Костю прорвало. Бессильное думанье три месяца, глупые фантазии, стыд за вчерашнюю ошибку и потрясение последней ночи – хлынуло всё.

– А то откуда бы, – крикнул он, – такая кротость у советской цацы – мыть стариков? Она даже преображалась! Ей, видите ли, чем хуже, тем лучше!

Костя перевел дух.

– Ишь, – хмыкнул Блевицкий. – Пень Брюхан терпит, а цаца – нет.

– Нет, – кивнул Костя. – Я-то думал, она любит мать, а она любила власть. Сидит, смотрит телевизор: «Ах, зачем им всё это?» Нормальный человек не спро­сит. А этой неймется. У нее одна страсть – ущемленная спесь! На страсти она и помешалась, и дала маху. С первыми старухами-свидетельницами сошло, а с последней, бабушкой, самой, кстати, беспомощной – нет. И с Октябрем Фомичева промахнулась. Она была так занята своими бреднями, что не смотрела на мать. А мать втихомолку прикладывалась к рюмочке.

– А подозревали, разумеется, и меня, – сказал Иванов. Молчание.

– Вы же – хозяин, Леонид, – утешил Костя. – «Первый». А смотреть надо было на «последнего».

– На всех, – профессионально уточнил Колокольников абсолютную истину.

– Все же обидно, – сказал Костя Аркаше, когда все ушли. – Какие мы с тобой «новые суки»? А я – то думал, она была в меня влюблена!

– Конечно, была, – сказал Аркаша. – «Новые суки» лучше, чем «старые кобеля».

32

НЕ НАДО НЕРВНИЧАТЬ

В сущности, Костя опозорился по всем статьям. Но кончилось всё хорошо и правильно. Настроение было праздничное. Как раз и праздник. Опять совпадение. И новый путч, теперь Маняшин, закончился более-менее благополучно.

Когда все уходили, Костя даже не хотел отпускать их, в том числе и Колокольникова. Но, когда все ушли, пришла Катя.

«Не надо нервничать, нервничать не надо», – вспомнил Костя, как сказал ему вчера встречный в потоке на Троицком мосту.

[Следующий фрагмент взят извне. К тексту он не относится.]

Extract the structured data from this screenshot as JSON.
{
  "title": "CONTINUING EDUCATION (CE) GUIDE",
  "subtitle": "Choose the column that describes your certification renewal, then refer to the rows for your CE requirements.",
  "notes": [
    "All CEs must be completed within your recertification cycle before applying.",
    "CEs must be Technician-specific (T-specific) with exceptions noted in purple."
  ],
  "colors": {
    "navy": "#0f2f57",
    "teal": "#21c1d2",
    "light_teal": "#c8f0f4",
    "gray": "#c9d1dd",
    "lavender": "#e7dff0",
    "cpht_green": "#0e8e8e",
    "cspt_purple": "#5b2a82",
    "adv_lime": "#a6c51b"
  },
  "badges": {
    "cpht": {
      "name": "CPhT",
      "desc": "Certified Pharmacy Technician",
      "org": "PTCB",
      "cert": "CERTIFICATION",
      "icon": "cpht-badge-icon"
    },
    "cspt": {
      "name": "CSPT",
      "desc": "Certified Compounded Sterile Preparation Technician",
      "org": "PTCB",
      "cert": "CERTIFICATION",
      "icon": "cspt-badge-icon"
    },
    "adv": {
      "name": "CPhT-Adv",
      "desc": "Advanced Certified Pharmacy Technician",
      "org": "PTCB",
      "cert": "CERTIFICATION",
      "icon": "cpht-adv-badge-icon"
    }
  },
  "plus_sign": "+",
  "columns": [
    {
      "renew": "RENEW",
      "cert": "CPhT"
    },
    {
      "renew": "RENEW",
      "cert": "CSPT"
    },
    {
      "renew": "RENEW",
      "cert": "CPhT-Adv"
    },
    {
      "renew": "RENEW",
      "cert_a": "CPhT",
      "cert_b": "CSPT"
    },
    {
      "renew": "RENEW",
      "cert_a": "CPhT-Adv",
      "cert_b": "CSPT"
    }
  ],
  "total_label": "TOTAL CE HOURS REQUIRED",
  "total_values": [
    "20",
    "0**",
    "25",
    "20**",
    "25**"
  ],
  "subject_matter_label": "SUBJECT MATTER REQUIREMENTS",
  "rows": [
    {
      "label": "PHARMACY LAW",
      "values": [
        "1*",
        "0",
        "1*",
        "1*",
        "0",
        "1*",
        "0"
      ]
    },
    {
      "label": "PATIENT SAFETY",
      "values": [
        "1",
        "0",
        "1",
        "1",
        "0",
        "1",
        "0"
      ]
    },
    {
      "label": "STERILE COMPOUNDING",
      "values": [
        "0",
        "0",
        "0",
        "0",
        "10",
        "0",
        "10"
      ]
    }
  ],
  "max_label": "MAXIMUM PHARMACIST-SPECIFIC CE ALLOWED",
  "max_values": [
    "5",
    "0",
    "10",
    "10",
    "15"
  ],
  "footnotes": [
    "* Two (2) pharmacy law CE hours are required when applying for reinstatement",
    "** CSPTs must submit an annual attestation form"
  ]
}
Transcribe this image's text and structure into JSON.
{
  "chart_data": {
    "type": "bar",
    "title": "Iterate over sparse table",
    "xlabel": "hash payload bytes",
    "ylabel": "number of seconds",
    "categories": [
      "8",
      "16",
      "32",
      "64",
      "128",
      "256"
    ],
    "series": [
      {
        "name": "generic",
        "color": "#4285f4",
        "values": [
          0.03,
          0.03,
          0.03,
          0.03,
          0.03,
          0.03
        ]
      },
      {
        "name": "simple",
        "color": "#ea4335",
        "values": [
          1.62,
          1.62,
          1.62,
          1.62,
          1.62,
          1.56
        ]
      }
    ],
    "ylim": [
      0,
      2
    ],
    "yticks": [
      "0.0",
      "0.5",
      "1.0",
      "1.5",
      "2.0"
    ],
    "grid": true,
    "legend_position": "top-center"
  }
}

– Кать, хочешь в «Седьмое небо»?

– Нет.

– А в туннель? Молчание.

– А что ты хочешь?

– Не выходить.

– Из «гадюшника»?

– Из «хлева».

– Почему – «хлева»?

– Потому что всюду коробки.

– Только одна. Это Порфирьев.

– Ну и выброси.

– Неудобно.

– Тогда положи у подъезда, кто-нибудь возьмет.

Два дня Касаткин отдыхал, с понедельника всё наладилось, и ужасное почти забылось. То есть, конечно, не забылось, а помнилось, но, как говорили прежние хозяева Кремля, – жить нам больше не мешало.